Currently, major operating systems and input engines (including Google Gboard, iOS, and Windows) completely lack native support for Nogai layouts. This absence forces Nogai speakers into absolute digital dependency on surrogate layouts:

  • Forced Substitution: Speakers are systematically forced to use either standard Russian or Kazakh keyboards.
  • Technical Fragmentation: Using the Russian layout forces users to manually split native digraphs (Аь, Оь, Уь, Нъ) into separate characters. This breaks digital text processing, renders spell-check and predictive text impossible, and corrupts corpus linguistics data.
  • Digital Colonialism: Forcing an endangered language community to adopt the dominant state language's layout (Russian) functions as an ongoing mechanism of digital assimilation, stripping the language of its visual autonomy.

4. Technical Philosophy of the Runic Layout (nog-Runr.xml)

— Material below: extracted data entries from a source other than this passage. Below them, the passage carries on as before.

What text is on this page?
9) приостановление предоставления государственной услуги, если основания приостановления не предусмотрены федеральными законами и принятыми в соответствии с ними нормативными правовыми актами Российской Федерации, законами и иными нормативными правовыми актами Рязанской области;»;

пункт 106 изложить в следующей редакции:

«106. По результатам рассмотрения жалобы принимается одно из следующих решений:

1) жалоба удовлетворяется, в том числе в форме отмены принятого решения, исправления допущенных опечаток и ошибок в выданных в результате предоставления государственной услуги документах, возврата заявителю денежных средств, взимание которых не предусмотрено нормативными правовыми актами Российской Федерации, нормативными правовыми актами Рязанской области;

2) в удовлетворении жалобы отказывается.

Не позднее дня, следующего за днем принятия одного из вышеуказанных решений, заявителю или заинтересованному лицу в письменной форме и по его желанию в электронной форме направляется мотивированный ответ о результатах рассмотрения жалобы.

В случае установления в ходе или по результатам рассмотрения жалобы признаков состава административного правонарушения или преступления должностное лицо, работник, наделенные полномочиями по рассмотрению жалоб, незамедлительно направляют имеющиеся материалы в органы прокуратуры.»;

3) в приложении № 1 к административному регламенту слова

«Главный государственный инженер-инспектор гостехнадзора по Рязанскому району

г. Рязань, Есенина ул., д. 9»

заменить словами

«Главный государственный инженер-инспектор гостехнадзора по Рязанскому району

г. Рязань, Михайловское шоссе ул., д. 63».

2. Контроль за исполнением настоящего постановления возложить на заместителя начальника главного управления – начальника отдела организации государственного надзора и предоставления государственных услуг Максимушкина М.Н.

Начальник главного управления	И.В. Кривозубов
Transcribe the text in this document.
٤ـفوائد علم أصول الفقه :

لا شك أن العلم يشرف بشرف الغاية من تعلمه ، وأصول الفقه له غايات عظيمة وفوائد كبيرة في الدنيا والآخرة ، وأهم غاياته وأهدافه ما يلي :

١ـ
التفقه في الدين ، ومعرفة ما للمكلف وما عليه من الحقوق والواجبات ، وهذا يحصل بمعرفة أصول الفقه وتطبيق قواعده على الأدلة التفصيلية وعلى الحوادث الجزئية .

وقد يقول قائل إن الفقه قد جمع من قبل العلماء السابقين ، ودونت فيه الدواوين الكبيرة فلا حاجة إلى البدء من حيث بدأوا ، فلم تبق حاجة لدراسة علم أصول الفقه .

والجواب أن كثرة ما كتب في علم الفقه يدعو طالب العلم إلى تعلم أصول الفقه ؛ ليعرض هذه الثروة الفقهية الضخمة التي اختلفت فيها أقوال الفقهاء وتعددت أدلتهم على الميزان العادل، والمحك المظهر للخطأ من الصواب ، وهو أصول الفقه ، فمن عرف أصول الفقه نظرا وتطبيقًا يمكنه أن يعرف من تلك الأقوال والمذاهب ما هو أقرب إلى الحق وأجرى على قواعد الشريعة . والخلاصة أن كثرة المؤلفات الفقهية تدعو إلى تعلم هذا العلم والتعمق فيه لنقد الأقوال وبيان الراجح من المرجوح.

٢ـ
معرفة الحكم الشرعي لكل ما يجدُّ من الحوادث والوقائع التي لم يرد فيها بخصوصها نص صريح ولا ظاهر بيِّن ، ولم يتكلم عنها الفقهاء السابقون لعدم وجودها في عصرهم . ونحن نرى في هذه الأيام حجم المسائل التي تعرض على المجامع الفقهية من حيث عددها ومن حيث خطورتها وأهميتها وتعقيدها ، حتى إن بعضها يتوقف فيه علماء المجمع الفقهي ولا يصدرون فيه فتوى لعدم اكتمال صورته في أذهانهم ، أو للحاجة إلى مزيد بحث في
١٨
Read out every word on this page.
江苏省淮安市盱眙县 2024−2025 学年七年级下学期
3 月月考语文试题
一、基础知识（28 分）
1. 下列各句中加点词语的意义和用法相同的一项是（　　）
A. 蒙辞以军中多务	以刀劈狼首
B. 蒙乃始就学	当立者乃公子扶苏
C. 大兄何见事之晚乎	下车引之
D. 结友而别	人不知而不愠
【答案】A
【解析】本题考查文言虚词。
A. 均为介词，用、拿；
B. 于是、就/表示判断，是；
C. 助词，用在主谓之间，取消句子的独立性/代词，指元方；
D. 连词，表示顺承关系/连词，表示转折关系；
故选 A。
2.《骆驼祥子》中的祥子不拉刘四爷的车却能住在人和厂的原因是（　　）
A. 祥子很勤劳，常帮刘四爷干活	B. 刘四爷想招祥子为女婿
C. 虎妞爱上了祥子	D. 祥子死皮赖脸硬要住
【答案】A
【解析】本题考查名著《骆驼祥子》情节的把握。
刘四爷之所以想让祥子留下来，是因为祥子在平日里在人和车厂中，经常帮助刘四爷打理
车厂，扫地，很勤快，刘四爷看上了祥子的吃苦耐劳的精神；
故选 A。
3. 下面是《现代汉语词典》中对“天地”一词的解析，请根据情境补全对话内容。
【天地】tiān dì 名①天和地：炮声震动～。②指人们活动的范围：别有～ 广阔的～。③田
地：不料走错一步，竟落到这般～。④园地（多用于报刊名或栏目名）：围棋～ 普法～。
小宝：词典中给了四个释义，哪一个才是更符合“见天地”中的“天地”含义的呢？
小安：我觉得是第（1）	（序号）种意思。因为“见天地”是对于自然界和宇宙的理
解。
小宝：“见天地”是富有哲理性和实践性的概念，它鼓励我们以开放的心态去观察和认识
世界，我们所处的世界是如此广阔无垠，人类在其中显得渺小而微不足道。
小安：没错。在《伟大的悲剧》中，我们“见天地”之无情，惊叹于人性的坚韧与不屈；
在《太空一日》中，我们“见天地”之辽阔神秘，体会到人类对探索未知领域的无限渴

The proposed nog-Runr.xml layout is engineered to support a powerful grassroots cultural revival and historical reclamation movement among younger generations, activists, and researchers seeking to reconnect with their pre-colonial roots.
It is designed to serve a dual purpose: providing a clean, accessible typing experience for modern digital communication, while establishing an absolute reference standard for the historical and linguistic community.
Key architectural decisions include:

  • Clean Phonetic Base Layer: The primary UI is strictly optimized for modern Nogai phonology. It clearly maps the distinct front and back consonant pairings inherent to the language (e.g., 𐰴/𐰚, 𐱃/𐱅, 𐰞/𐰠) alongside core vowels (𐰀, 𐰃, 𐰆, 𐰇). This allows for fluid, intuitive typing of modern Nogai vocabulary without cluttering the main interface.
  • Academic Depth via Longpress: To empower researchers to accurately transcribe authentic historical artifacts (encompassing both Orkhon and Yenisei epigraphic styles) directly from the keyboard, essential Yenisei regional variants and specific historical ligatures have been systematically integrated into the longpress menus. For example, Yenisei variants like '𐰈' and '𐰜' are logically nested under the '𐰇' key.
  • Historical Ligatures: Complex historical ligatures required for accurate epigraphic transcription (such as '𐰨', '𐰪', '𐰩', '𐰦' nested under '𐰤', and '𐱁𐰲' nested under '𐱁') are preserved and made easily accessible.

This strategic separation ensures the layout remains an intuitive daily driver for modern enthusiasts, while simultaneously serving as a comprehensive, academic-grade tool for transcribing ancient Turkic monuments.

Conclusion

By unifying these graphic systems into a cohesive, longpress-accessible architecture, this specification empowers a marginalized speech community to bypass structural barriers, reclaim their graphic history, and democratically determine the future trajectory of their language.